### Imports

First we need to correctly set the python environment. This is done by adding the top directory of the repository to the Python path. Once that's done, we can import various packages from inside the repository.

In [1]:
import sys, yaml, math, numpy as np, torch
sys.path.append('/scratch') # This line is equivalent to doing source scripts/source_me.sh in a bash terminal
from torch.utils.data import DataLoader
from TauRNN.trainers import Trainer
from TauRNN import datasets

### Configuring

Most of the training options are set in a configuration YAML file. We're going to load this config, and then the options inside will be passed to the relevent piece of the training framework.

In [2]:
with open('/scratch/TauRNN/config/taurnn.yaml') as f:
    config = yaml.load(f, Loader=yaml.FullLoader)

### Collate function
A function to collate data within each batch

In [3]:
from torch.nn.utils.rnn import pack_sequence
def collate(data):
    x_fixed = torch.stack([ d['x_fixed'] for d in data ])
    x_point = pack_sequence([ d['x_point_var'].squeeze(dim=0).T for d in data ], enforce_sorted=False)
    x_hit = pack_sequence([ d['x_hit_var'].squeeze(dim=0).T for d in data ], enforce_sorted=False)
    y = torch.tensor([ d['y'] for d in data ]).float()
    return { 'x_fixed': x_fixed,
             'x_point_var': x_point,
             'x_hit_var': x_hit,
             'y': y }

### Loading inputs

Here we load the dataset and the trainer, which is responsible for building the model and overseeing training. There's a block of code which is responsible for slicing the full dataset up into a training dataset and a validation dataset.

In [4]:
full_dataset = datasets.get_dataset(**config['data'])
trainer = Trainer(**config['trainer'])

fulllen = len(full_dataset)
tv_num = math.ceil(fulllen*config['data']['t_v_split'])
splits = np.cumsum([fulllen-tv_num,0,tv_num])
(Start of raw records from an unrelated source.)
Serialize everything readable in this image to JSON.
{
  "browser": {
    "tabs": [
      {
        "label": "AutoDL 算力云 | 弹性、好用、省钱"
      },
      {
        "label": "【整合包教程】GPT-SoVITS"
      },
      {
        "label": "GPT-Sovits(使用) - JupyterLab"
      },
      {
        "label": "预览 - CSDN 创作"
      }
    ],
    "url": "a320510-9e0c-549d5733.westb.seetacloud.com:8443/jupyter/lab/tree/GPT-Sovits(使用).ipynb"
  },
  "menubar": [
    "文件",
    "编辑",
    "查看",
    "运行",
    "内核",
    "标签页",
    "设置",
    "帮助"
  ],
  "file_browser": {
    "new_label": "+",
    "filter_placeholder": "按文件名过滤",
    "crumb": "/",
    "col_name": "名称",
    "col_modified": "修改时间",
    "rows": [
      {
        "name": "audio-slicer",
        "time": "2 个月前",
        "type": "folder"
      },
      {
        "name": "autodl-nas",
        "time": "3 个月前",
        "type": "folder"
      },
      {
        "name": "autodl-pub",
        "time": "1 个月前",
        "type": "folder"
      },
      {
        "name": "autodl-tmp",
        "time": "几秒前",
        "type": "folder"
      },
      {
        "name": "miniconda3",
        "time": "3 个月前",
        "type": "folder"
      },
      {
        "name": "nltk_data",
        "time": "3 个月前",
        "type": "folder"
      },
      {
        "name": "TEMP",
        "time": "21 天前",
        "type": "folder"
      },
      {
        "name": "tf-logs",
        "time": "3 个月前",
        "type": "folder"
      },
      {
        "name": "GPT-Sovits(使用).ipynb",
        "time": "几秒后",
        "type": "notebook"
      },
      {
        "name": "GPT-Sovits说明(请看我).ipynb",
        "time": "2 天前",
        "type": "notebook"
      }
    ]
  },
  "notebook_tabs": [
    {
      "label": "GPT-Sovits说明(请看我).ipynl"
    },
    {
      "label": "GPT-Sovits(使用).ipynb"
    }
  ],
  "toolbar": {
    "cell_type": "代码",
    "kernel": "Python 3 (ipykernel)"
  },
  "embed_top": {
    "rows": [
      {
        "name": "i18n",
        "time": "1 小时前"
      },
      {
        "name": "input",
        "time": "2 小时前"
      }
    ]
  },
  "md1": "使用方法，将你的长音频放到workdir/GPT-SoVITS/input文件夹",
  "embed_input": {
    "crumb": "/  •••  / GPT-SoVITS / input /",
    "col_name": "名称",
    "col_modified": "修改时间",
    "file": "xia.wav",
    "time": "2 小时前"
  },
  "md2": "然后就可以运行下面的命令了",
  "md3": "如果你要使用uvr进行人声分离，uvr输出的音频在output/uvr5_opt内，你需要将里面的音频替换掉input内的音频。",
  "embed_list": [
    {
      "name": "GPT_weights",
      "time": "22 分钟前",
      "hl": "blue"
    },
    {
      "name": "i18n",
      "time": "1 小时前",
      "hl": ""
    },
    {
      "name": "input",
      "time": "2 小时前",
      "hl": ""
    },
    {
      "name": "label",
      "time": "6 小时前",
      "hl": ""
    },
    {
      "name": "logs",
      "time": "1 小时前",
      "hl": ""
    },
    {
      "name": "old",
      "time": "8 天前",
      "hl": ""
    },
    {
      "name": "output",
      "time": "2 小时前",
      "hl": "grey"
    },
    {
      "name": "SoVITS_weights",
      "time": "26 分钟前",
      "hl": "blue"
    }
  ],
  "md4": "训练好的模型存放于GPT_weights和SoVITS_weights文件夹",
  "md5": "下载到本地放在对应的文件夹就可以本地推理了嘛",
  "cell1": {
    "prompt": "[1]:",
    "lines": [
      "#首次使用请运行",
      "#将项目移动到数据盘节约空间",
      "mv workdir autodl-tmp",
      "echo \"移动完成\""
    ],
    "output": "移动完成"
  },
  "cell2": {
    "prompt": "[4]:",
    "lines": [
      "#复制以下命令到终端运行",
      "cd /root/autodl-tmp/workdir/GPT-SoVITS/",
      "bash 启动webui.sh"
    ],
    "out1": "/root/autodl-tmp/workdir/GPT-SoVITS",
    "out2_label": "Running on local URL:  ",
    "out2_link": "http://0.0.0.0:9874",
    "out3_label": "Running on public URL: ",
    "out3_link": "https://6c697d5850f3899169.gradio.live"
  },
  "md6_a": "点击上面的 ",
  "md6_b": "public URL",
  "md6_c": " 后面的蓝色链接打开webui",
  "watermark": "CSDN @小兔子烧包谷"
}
train_dataset = torch.utils.data.Subset(full_dataset,np.arange(start=0,stop=splits[0]))
valid_dataset = torch.utils.data.Subset(full_dataset,np.arange(start=splits[1],stop=splits[2]))
train_loader = DataLoader(train_dataset, collate_fn=collate, **config['data_loader'], shuffle=True)
valid_loader = DataLoader(valid_dataset, collate_fn=collate, **config['data_loader'], shuffle=False)

### Building the model

The trainer will load the network architecture and compile it into a model

In [5]:
trainer.build_model(**config['model'])

### Training!

Once all the setup is done, all that's left is to run training and save some summary statistics to file.

In [6]:
train_summary = trainer.train(train_loader, valid_data_loader=valid_loader, **config['trainer'])
print(train_summary)
torch.save(train_summary, 'summary_test.pt')

loss = 0.64253:   3%|▎         | 933/28397 [00:21<09:13, 49.62it/s] 

RuntimeError: Length of all samples has to be greater than 0, but found an element in 'lengths' that is <= 0

loss = 0.64253:   3%|▎         | 933/28397 [00:40<09:13, 49.62it/s]